I’ve been reading about Aleister Crowley lately.  If you examine The Beatles’ Sergeant Peppers album cover, you will find him.  He developed an entire system of occultism and religion called Thelema.  “Thelema” is from the Greek and is translated as “will.”

If you’re on http://www.biblestudytools.com/, Thelema’s first definition from the Greek is “what one wishes or has determined shall be done.”

Now, that sounds a lot like the Possibility Amplification Process, if a bit stripped of the more holistic and compassionate nature that I believe is a part of its power.

Crowley created an entire religion around his concept of “The Law.” And here it is: “”Do what thou wilt shall be the whole of the Law. Love is the law, love under will.”

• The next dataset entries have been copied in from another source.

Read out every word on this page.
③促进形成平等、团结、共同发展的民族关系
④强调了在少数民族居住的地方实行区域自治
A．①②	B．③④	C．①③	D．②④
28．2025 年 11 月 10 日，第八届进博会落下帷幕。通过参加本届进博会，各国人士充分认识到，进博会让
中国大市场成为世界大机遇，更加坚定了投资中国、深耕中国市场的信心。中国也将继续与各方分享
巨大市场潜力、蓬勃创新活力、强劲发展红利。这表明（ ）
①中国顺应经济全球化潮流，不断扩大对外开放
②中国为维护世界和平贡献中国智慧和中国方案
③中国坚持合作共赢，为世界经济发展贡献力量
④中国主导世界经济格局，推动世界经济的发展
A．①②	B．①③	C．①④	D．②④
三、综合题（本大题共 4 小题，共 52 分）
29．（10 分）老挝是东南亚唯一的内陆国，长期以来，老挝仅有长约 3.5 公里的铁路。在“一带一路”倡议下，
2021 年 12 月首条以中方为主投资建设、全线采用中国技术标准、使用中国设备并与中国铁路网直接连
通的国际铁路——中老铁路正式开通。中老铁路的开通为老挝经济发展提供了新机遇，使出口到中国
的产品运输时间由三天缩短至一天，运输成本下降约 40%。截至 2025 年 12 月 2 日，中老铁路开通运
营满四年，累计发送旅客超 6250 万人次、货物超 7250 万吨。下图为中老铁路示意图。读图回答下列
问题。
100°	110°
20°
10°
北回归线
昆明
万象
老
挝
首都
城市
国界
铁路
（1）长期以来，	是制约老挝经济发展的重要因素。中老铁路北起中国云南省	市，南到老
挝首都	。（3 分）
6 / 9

He created rituals, masses, prayers, texts, meditations, yogic and other practices, ethics, a requirement of scientific documentation, and much more to support and guide any initiate of Thelema.

One wonders at the prolific nature of his writings, particularly given the fact that he was a renowned drug addict, using heroine, cocaine, hashish, peyote and many other drugs.  He wrote a novel called “Diary of a Drug Fiend,” and most believe it to be based on his own experiences, especially considering the admission in the novel’s preface: “This is a true story. It has been rewritten only so far as was necessary to conceal personalities.” Maybe his drug use kept him awake to the point that he was able to write as much as he did.  Not a method I would recommend.

I can tell you that, until I did more research on Crowley, I was liking Thelema very much.  Crowley was steeped in the Bible in his early years.  He was given nothing else to read until much later in his life.  Bible verses are seriously entwined in his own writing.  He was offering a pathway to activate will and desired possibility through his rituals by creating an absolute and complete focus on that creation.  I can’t argue with any of that.  The Bible is a time honored historical document with great lessons and learnings embedded in it, and focus is a keen instrument in the creation process.

But when I began to understand his personality of self-involvement, sex addiction and egocentric behavior, I was totally turned off.

And sad.  Because I loved the concept of “Magick.”  I loved the concept of ritually focusing on bringing desired possibilities into reality. I wanted someone else to define them for me, give me a structure upon or within which I could exercise my possibility amplification powers.

Well, guess what? I’ve already got that.  I wrote the whole process in my book.  My readers and I have followed it and brought amazing possibilities to life in this universe.

We don’t need anything else.  Our process is already laid out for us, if we would just choose to use the tools that we already have available to us in a serious and ritualistic way.

By ritualistic, I mean it has to become second nature.  And really what I mean is that it has to become first nature.  We have to become it.  And in every minute that we relinquish our personal power and believe that something or someone is more powerful than us in the world, we are not running our process.  We’re allowing the world to tell us who we are.

In this, Crowley and I are aligned.  Our methods and purposes, however, differ widely.  We don’t have to be ourselves to the detriment or belittlement or use of others or the rest of the world.

We can be ourselves and become ourselves by embracing not only our own possibilities but the possibilities that buttress and better the world, from where ever and whomsoever they may come.

We are all creators.  Let us join together to amplify possibilities that will enhance all of our lives and our world.  Looking forward to the journey!